Electrostatic forces are not so important within nuclei. Instead, one typically just imagines the nucleons are physically pressed together with more or less constant size per nucleon, by the strong force. Degeneracy doesn't matter much either, because the protons and neutrons also press together, and they're distinguishable.

What allows two hydrogen atoms to repel one another? Their electrons are fermions, and so are their protons, but the atoms in total are bosons.

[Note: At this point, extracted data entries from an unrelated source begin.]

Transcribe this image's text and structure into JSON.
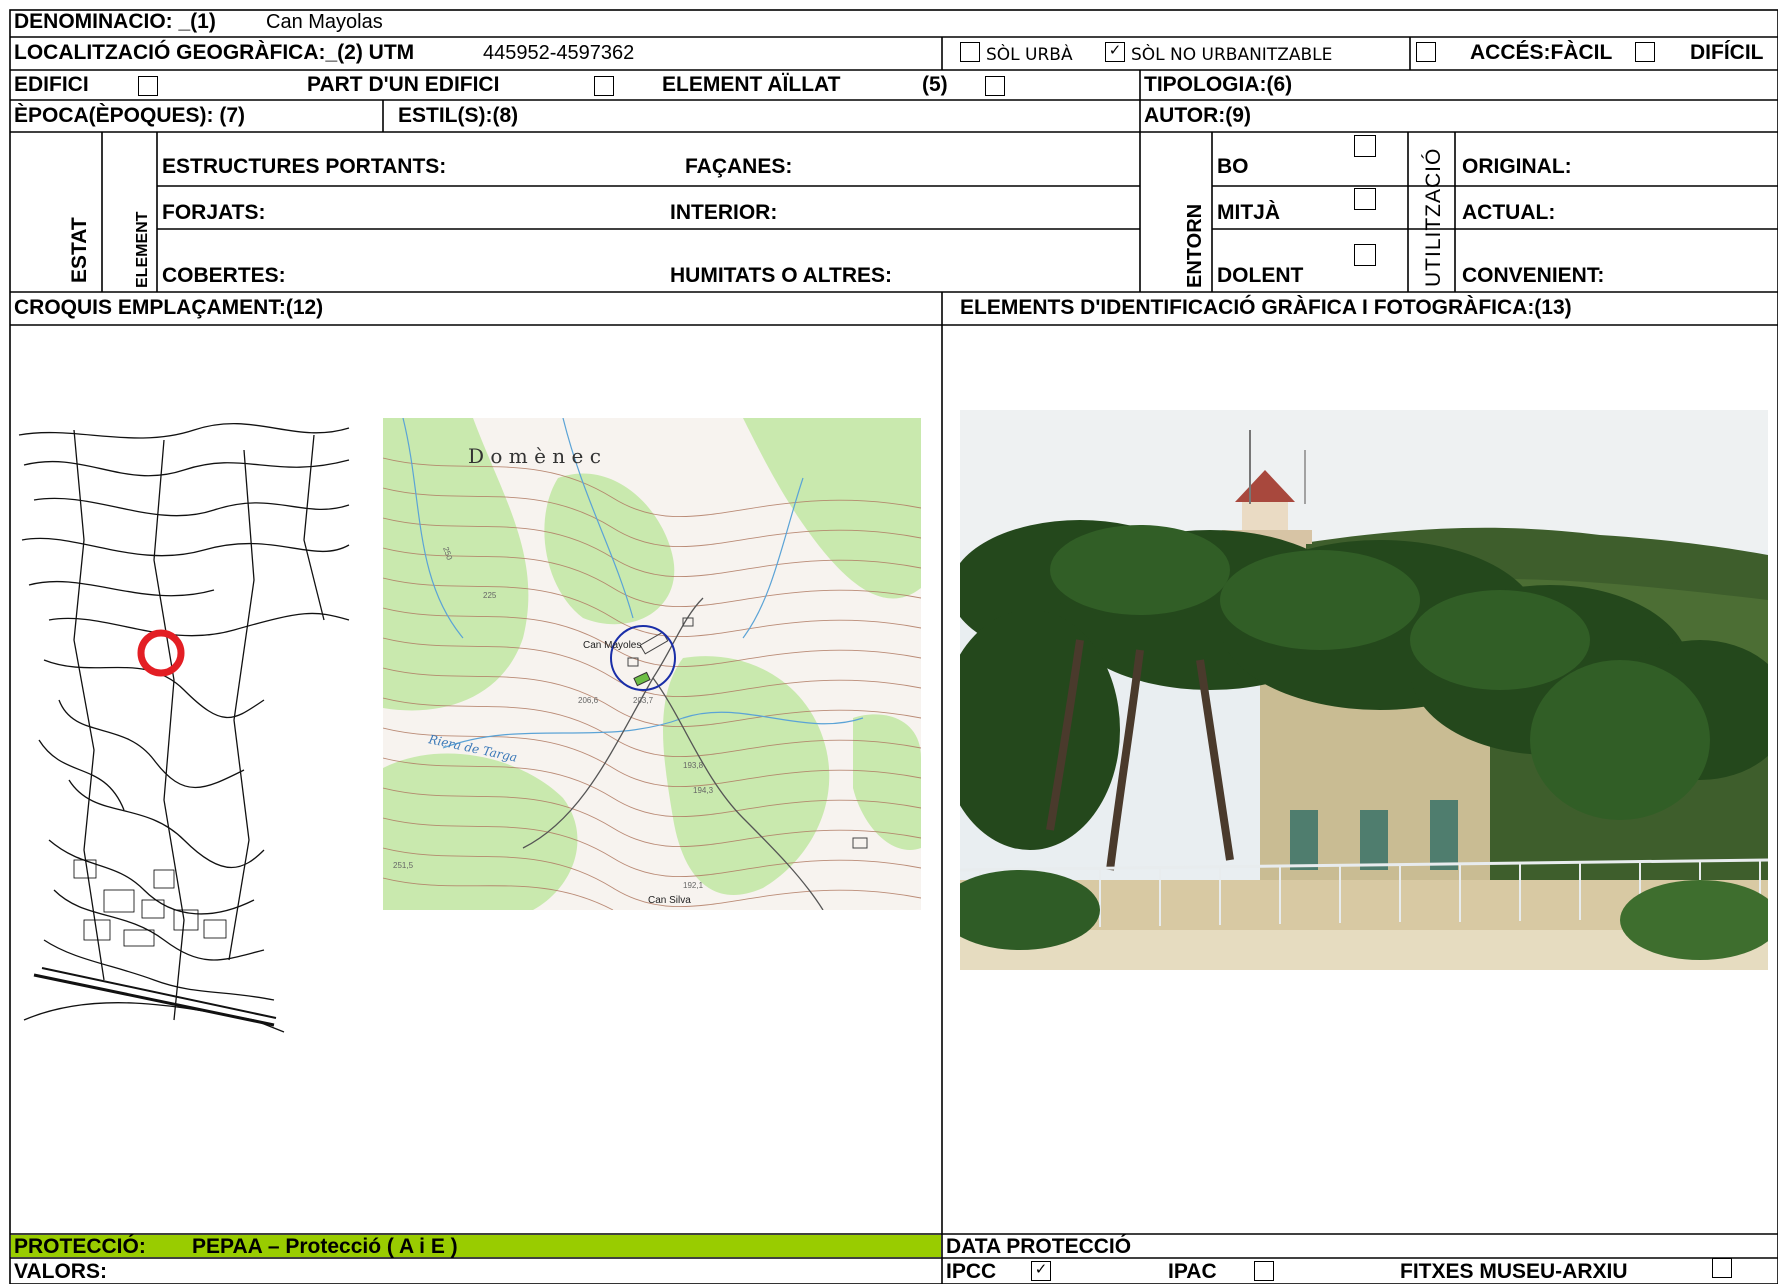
{
  "header": {
    "denominacio_label": "DENOMINACIO: _(1)",
    "denominacio_value": "Can Mayolas",
    "localitzacio_label": "LOCALITZACIÓ GEOGRÀFICA:_(2) UTM",
    "localitzacio_value": "445952-4597362",
    "sol_urba": "SÒL URBÀ",
    "sol_urba_checked": false,
    "sol_no_urb": "SÒL NO URBANITZABLE",
    "sol_no_urb_checked": true,
    "acces_facil": "ACCÉS:FÀCIL",
    "acces_dificil": "DIFÍCIL"
  },
  "row3": {
    "edifici": "EDIFICI",
    "part_edifici": "PART D'UN EDIFICI",
    "element_aillat": "ELEMENT AÏLLAT",
    "num5": "(5)",
    "tipologia": "TIPOLOGIA:(6)"
  },
  "row4": {
    "epoca": "ÈPOCA(ÈPOQUES): (7)",
    "estil": "ESTIL(S):(8)",
    "autor": "AUTOR:(9)"
  },
  "estat": {
    "estat_label": "ESTAT",
    "element_label": "ELEMENT",
    "estructures": "ESTRUCTURES PORTANTS:",
    "facanes": "FAÇANES:",
    "forjats": "FORJATS:",
    "interior": "INTERIOR:",
    "cobertes": "COBERTES:",
    "humitats": "HUMITATS O ALTRES:",
    "entorn_label": "ENTORN",
    "bo": "BO",
    "mitja": "MITJÀ",
    "dolent": "DOLENT",
    "utilitzacio_label": "UTILITZACIÓ",
    "original": "ORIGINAL:",
    "actual": "ACTUAL:",
    "convenient": "CONVENIENT:"
  },
  "sections": {
    "croquis": "CROQUIS EMPLAÇAMENT:(12)",
    "elements": "ELEMENTS D'IDENTIFICACIÓ GRÀFICA I FOTOGRÀFICA:(13)"
  },
  "map": {
    "place1": "D o m è n e c",
    "can_mayoles": "Can Mayoles",
    "riera": "Riera de Targa",
    "can_silva": "Can Silva",
    "e225": "225",
    "e250": "250",
    "e2066": "206,6",
    "e2037": "203,7",
    "e1938": "193,8",
    "e1943": "194,3",
    "e1921": "192,1",
    "e2515": "251,5"
  },
  "footer": {
    "proteccio_label": "PROTECCIÓ:",
    "proteccio_value": "PEPAA – Protecció ( A i E )",
    "proteccio_color": "#99CC00",
    "data_proteccio": "DATA PROTECCIÓ",
    "valors": "VALORS:",
    "ipcc": "IPCC",
    "ipcc_checked": true,
    "ipac": "IPAC",
    "fitxes": "FITXES MUSEU-ARXIU"
  },
  "icons": {
    "check": "✓"
  }
}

I would have expected hydrogen atoms to experience van der Waals attraction, rather than repulsion, but either way it's electrostatic, not fermionic. Where you see fermionic effects are in the multielectron atoms, where you have to open up the atoms and look at their guts. But what you are saying is, you can't make a cool degenerate gas out of neutral hydrogen atoms, and that's true-- what happens instead is the electrostatic forces create a crystal. But the electrons wouldn't stay in the neutral hydrogen, they'd tunnel out and become like a gas of free particles in a "box" made by the proton lattice, I presume that's what will eventually happen deep in the core of Jupiter as it cools, but I don't know if the repulsion then will be more from the crystal lattice or the degenerate electrons. It's the same issue for cooling white dwarfs, the ions eventually crystallize but I believe the repulsion is still mostly from the degenerate electron pressure.

 

[snorkack]

I would have expected hydrogen atoms to experience van der Waals attraction, rather than repulsion, but either way it's electrostatic, not fermionic. Where you see fermionic effects are in the multielectron atoms, where you have to open up the atoms and look at their guts. But what you are saying is, you can't make a cool degenerate gas out of neutral hydrogen atoms, and that's true-- what happens instead is the electrostatic forces create a crystal. But the electrons wouldn't stay in the neutral hydrogen, they'd tunnel out and become like a gas of free particles in a "box" made by the proton lattice,

But they don´t. While in solid diprotium, the molecules do tunnel to rotate around in their positions, the electrons are trapped in molecules. Solid hydrogen is an insulator.
For comparison: He-4 atoms are bosons. But while all He-4 atoms do occupy the same state, they do not occupy the same volume - despite consisting of indistinguishable bosons, ground state helium has a finite density. They still repel.

 

[Drakkith]

But they don´t. While in solid diprotium, the molecules do tunnel to rotate around in their positions, the electrons are trapped in molecules. Solid hydrogen is an insulator.

Are you talking about solid hydrogen as in metallic hydrogen or something else?

 

[Ken G]

But they don´t. While in solid diprotium, the molecules do tunnel to rotate around in their positions, the electrons are trapped in molecules. Solid hydrogen is an insulator.
For comparison: He-4 atoms are bosons. But while all He-4 atoms do occupy the same state, they do not occupy the same volume - despite consisting of indistinguishable bosons, ground state helium has a finite density. They still repel.

Good point, I forgot the Lennard-Jones potential (often used as a proxy for these kinds of forces) goes repulsive at close distance. It's electrostatic, the fact that the particles are bosons merely means that their ground state is the zero point kinetic energy. Perhaps we should say that the ground state of bosons acts like they have springs between nearest neighbors, whereas the ground state of fermions acts like a Fermi sea and is generally reached while the interparticle forces are still attractive.

 

[JohnnyGui]

Compressibility is more of a local property of matter. If the density is independent on pressure, so pressure increases suddenly for practically no change of density, then the density is constant. If density increases with square of pressure then the planet does not change in radius with added mass.
And if density increases proportional to pressure, as is the case for isothermal ideal gas, then the planet will shrink by itself, without any added mass.

So it's the compressibility of a material that determines whether the relationship between pressure and density is proportional or something else? If so, is there a way to calculate the amount of compressibility that would give a proportional relationship?